As normas foram publicadas em duas portarias: uma do Ministério da Fazenda e outra dos Ministérios da Fazenda; da Justiça e Segurança Pública; e da Secretaria de Comunicação Social da Presidência da República . As medidas fazem parte da estratégia do governo para reforçar a proteção dos consumidores e endurecer a fiscalização sobre o setor.
Alertas obrigatórios
Todas as propagandas de empresas autorizadas a operar no Brasil deverão exibir uma das seguintes mensagens:
• “Ministério da Fazenda adverte: Apostar pode causar dependência”;
• “Ministério da Fazenda adverte: Apostar faz você perder dinheiro”;
• “Ministério da Fazenda adverte: Aposta não é investimento”.
Segundo a portaria, os avisos deverão aparecer na horizontal, de forma clara, legível e proporcional ao restante da publicidade, ocupando pelo menos 10% do comprimento ou do tamanho do anúncio.
O modelo é semelhante ao utilizado em campanhas publicitárias de produtos como cigarros e bebidas alcoólicas.
Novas restrições
Além das advertências, as portarias estabelecem uma série de proibições para as campanhas publicitárias das bets .
Entre as principais vedações estão:
• apresentar apostas como investimento, fonte de renda ou solução financeira;
• sugerir ganho fácil ou enriquecimento rápido;
• criar senso de urgência para estimular apostas imediatas;
• divulgar histórico de premiações ou ganhos para incentivar apostas;
• induzir consumidores ao erro com informações falsas ou enganosas;
• utilizar mensagens de cunho sexual, discriminatório ou ofensivo;
• direcionar publicidade a crianças e adolescentes.
Também ficam proibidas campanhas que associem apostas ao sucesso pessoal, social ou financeiro ou que apresentem o jogo como prioridade na vida.
Comentaristas proibidos
As novas regras também atingem transmissões esportivas e programas de análise.

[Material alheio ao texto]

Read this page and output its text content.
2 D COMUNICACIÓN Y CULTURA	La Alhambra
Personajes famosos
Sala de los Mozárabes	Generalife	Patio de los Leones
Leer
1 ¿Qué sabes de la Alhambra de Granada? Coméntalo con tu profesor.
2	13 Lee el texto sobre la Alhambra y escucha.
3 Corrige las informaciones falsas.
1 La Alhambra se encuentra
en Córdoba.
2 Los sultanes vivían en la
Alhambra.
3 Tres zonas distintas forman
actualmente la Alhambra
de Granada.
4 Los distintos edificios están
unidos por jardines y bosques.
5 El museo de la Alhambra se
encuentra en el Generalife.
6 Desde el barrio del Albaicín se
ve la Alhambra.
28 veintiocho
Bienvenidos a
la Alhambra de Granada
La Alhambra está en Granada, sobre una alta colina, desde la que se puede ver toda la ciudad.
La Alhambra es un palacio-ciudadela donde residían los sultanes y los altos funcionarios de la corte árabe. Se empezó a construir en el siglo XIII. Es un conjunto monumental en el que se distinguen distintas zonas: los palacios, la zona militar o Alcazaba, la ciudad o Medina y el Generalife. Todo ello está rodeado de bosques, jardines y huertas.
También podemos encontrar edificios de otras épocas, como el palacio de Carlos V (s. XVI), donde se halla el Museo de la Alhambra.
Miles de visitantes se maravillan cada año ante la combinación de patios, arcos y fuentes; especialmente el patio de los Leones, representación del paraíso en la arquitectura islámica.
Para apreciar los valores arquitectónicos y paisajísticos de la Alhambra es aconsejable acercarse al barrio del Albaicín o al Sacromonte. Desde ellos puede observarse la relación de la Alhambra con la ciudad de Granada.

A partir da entrada em vigor das portarias, comentaristas, especialistas e analistas não poderão utilizar sua autoridade técnica para sugerir ou recomendar apostas específicas durante eventos esportivos.
A norma proíbe a divulgação de estratégias, análises ou opiniões capazes de influenciar a realização de apostas em determinado jogo ou mercado.

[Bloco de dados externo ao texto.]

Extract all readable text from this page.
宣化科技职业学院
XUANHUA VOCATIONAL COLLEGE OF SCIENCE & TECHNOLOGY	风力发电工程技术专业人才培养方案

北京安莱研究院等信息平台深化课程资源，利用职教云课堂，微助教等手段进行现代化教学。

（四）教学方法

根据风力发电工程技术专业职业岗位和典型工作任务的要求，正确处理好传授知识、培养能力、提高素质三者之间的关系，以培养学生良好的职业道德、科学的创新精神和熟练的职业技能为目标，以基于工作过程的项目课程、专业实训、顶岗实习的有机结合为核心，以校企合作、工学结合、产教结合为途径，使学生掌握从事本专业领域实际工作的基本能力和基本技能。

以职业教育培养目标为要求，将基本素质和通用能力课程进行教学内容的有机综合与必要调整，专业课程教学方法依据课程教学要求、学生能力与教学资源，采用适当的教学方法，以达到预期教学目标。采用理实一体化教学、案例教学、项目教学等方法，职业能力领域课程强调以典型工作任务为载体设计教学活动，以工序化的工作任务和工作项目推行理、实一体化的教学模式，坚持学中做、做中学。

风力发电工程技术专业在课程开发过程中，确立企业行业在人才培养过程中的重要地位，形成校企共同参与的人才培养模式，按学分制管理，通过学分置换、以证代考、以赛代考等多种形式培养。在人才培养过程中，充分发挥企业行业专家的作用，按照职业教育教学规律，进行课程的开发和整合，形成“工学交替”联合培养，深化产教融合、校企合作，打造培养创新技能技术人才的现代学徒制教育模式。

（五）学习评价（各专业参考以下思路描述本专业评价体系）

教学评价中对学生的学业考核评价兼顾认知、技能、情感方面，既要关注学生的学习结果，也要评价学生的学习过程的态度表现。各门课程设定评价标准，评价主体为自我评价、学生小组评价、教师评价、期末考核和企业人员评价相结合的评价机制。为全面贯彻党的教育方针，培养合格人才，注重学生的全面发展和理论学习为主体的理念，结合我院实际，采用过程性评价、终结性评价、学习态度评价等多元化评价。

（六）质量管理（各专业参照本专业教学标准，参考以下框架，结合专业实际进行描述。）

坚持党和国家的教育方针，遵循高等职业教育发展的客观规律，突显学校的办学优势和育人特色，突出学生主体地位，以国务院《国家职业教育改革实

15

Na quinta-feira (9), o ministro da Fazenda, Dario Durigan, havia anunciado a edição das portarias . Segundo ele, a intenção é impedir que comentários técnicos sirvam como incentivo ao jogo.
Empresas ilegais
O governo também reforçou que veículos de comunicação, plataformas digitais, agências de publicidade e demais meios de divulgação não poderão veicular anúncios de empresas de apostas que não tenham autorização para operar no Brasil.

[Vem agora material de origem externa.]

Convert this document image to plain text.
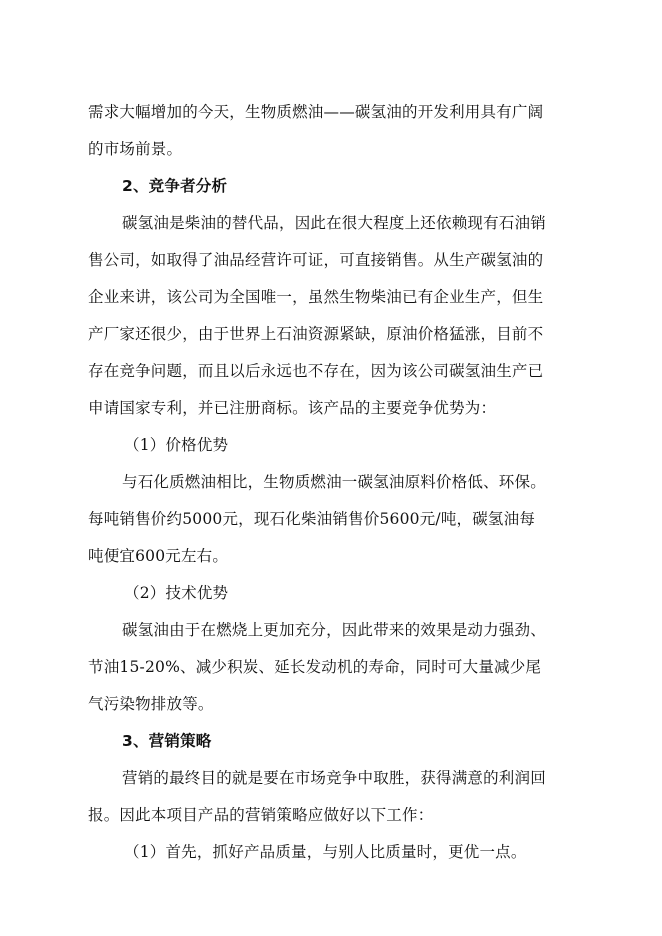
需求大幅增加的今天，生物质燃油——碳氢油的开发利用具有广阔
的市场前景。
2、竞争者分析
碳氢油是柴油的替代品，因此在很大程度上还依赖现有石油销
售公司，如取得了油品经营许可证，可直接销售。从生产碳氢油的
企业来讲，该公司为全国唯一，虽然生物柴油已有企业生产，但生
产厂家还很少，由于世界上石油资源紧缺，原油价格猛涨，目前不
存在竞争问题，而且以后永远也不存在，因为该公司碳氢油生产已
申请国家专利，并已注册商标。该产品的主要竞争优势为：
（1）价格优势
与石化质燃油相比，生物质燃油一碳氢油原料价格低、环保。
每吨销售价约5000元，现石化柴油销售价5600元/吨，碳氢油每
吨便宜600元左右。
（2）技术优势
碳氢油由于在燃烧上更加充分，因此带来的效果是动力强劲、
节油15-20%、减少积炭、延长发动机的寿命，同时可大量减少尾
气污染物排放等。
3、营销策略
营销的最终目的就是要在市场竞争中取胜，获得满意的利润回
报。因此本项目产品的营销策略应做好以下工作：
（1）首先，抓好产品质量，与别人比质量时，更优一点。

Conforme Durigan, a política do governo é “tolerância zero” com as bets ilegais.
A medida complementa outras ações adotadas nas últimas semanas, como a notificação de fintechs que movimentavam recursos de plataformas clandestinas e a derrubada de milhares de sites irregulares.
Penalidades
O descumprimento das novas regras poderá resultar em sanções administrativas às empresas autorizadas.
As punições previstas incluem:
• multas de até 20% do faturamento da operadora;
• suspensão da autorização de funcionamento por até 180 dias;
• cassação da licença em casos de reincidência grave.
Além disso, a Secretaria Nacional do Consumidor (Senacon) informou que veículos e empresas responsáveis pela divulgação de publicidade irregular poderão receber multas de até R$ 14 milhões.
O governo também prevê responsabilizar as casas de apostas caso influenciadores contratados descumpram as regras, além da possibilidade de remoção do conteúdo considerado irregular.